Harrison’s work profoundly made me consider this individuality because she engaged with it. Throughout the text, Harrison expresses that revelation (whether her own, the lack of revelation given from leadership, or revelation that did not match her own personal revelation) led her away from the Church. As people who believe in revelation, especially the revelation of an individual, young boy in a grove of trees, Latter-day Saints are required to respect this revelation and accept that revelation for one is not revelation for another. I appreciate, especially in this moment of my own intercourse with revelation, Church, and God, that Harrison spent some of her time living on this planet to write a book that engaged with her own individual forms of belief, revelation, story, and vision. It helped me consider how I utilize guidance—whether from on high or from the weird chemical workings of a human body.

Like Harrison’s text, The First Vision podcast takes us back to an individual receiving individual revelation that others will eventually read, consider, and follow or not follow. Smith, the podcast reminds its listeners, was an individual person, a momentary conscious on this blip of a planet in a vast universe, who received guidance from some divine hand. It takes the listener back to before the atrocities in Missouri, before the gold-digging in New York and Pennsylvania, before the mobs, before the tarring and feathering, before the revelation upon revelation, before the polygyny, before the founding of a Church that grew from six members to over millions, before what we see today as the stalwart and monolithic Church of Jesus Christ of Latter-day Saints to that boy. That youth. In the woods. Wondering. Questioning. Praying.

The First Vision gives the listener what any great historical writing does: an opportunity to interact as if we, the reader, were in that moment. From podcast episodes about what the Sacred Grove would’ve looked like (ep. 6) to the religious moment of the time, the podcast gives us a different vision, a nuanced story, a testimony within the bonds of history.

This historical framework is so important to remember when interacting with grand institutions like what the Church of Jesus Christ of Latter-day Saints has become.
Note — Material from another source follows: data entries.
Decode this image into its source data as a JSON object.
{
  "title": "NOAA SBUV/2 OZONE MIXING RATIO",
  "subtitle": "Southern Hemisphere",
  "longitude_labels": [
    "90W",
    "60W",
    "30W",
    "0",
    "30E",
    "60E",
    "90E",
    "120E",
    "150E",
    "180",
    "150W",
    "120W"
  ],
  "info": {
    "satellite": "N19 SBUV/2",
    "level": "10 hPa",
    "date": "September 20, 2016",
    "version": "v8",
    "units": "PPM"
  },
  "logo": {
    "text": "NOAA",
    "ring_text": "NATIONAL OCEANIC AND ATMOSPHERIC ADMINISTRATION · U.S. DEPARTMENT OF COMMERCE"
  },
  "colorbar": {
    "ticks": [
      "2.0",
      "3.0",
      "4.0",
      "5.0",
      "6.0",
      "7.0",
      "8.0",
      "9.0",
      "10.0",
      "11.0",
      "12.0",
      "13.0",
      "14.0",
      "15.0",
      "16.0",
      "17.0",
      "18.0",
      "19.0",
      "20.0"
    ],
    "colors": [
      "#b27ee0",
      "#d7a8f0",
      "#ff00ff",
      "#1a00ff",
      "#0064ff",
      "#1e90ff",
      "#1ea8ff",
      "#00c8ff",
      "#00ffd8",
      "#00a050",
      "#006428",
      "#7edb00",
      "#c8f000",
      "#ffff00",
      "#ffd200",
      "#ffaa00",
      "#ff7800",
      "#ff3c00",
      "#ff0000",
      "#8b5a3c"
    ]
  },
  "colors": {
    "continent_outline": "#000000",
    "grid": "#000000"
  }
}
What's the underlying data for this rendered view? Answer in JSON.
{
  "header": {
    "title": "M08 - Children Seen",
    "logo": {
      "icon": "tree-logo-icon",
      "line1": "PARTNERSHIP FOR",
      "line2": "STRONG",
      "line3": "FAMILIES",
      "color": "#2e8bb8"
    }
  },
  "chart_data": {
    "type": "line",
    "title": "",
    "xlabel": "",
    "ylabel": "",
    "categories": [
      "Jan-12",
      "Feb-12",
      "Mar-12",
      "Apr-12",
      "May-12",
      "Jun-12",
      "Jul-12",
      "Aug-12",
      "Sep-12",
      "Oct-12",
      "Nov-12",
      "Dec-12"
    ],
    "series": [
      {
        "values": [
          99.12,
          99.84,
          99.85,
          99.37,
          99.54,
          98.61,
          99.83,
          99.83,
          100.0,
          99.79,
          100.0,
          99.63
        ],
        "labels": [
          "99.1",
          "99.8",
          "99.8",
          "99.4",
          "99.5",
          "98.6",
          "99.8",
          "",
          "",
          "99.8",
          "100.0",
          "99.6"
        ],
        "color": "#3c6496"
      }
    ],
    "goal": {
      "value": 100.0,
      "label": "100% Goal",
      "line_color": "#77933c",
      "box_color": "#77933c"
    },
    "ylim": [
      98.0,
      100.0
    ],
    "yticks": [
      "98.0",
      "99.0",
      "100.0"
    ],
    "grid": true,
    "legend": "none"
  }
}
It’s important to remember and be reminded that the leaders of this institution are still people—mostly white, cisgender male, heterosexual, patriarchal, etc.—and that people-ness can sometimes cloud and overshadow and, yes, inform in a positive way the revelation they receive. The podcast reminds us that the mythic Joseph Smith was once a child, a teenager, seeking an answer. It strips the veneer of the fabled Smith and gives us Joseph.

The Empty Church fiercely brings the reader into sharp understanding of the leadership’s fallibility, which I believe is important for any agent to be aware of. From questions like “Are we simply enforcing a norm of perfection where everyone looks the same?” (“Towards a More Inclusive Heaven”) and “If Mormon heaven includes eternal progression, how can it not include pain?” (“The Hole”), Harrison interrogates the very same belief she is on sabbatical from and takes time out of her life to provide readers with a vigorous questioning of beliefs that led her away from the comfortable middle of the Latter-day Saint tent to its very edge—even to the point of stepping outside of the tent to view the surrounding wilderness. I believe that any concerned Latter-day Saint who wants to be more like Jesus and improve their own circle of influence should engage with this book to learn from someone willing to discuss their faith journey out of that circle.

The best thing about listening to this podcast and reading this book at the same time comes as explained in a quote from Harrison’s “The Acorn and the Oak” essay: “We’re a better community when we aren’t just Mormons talking to Mormons.” Both texts broaden, a little, the conversation. Harrison’s text is one of a person exiting the Church, while the First Vision podcast is a historical look into someone creating that very same church she is exiting. Both provide a stark reminder and a sanguine release that has allowed this Mormon-adjacent-esque writer to appreciate roots and anticipate futures.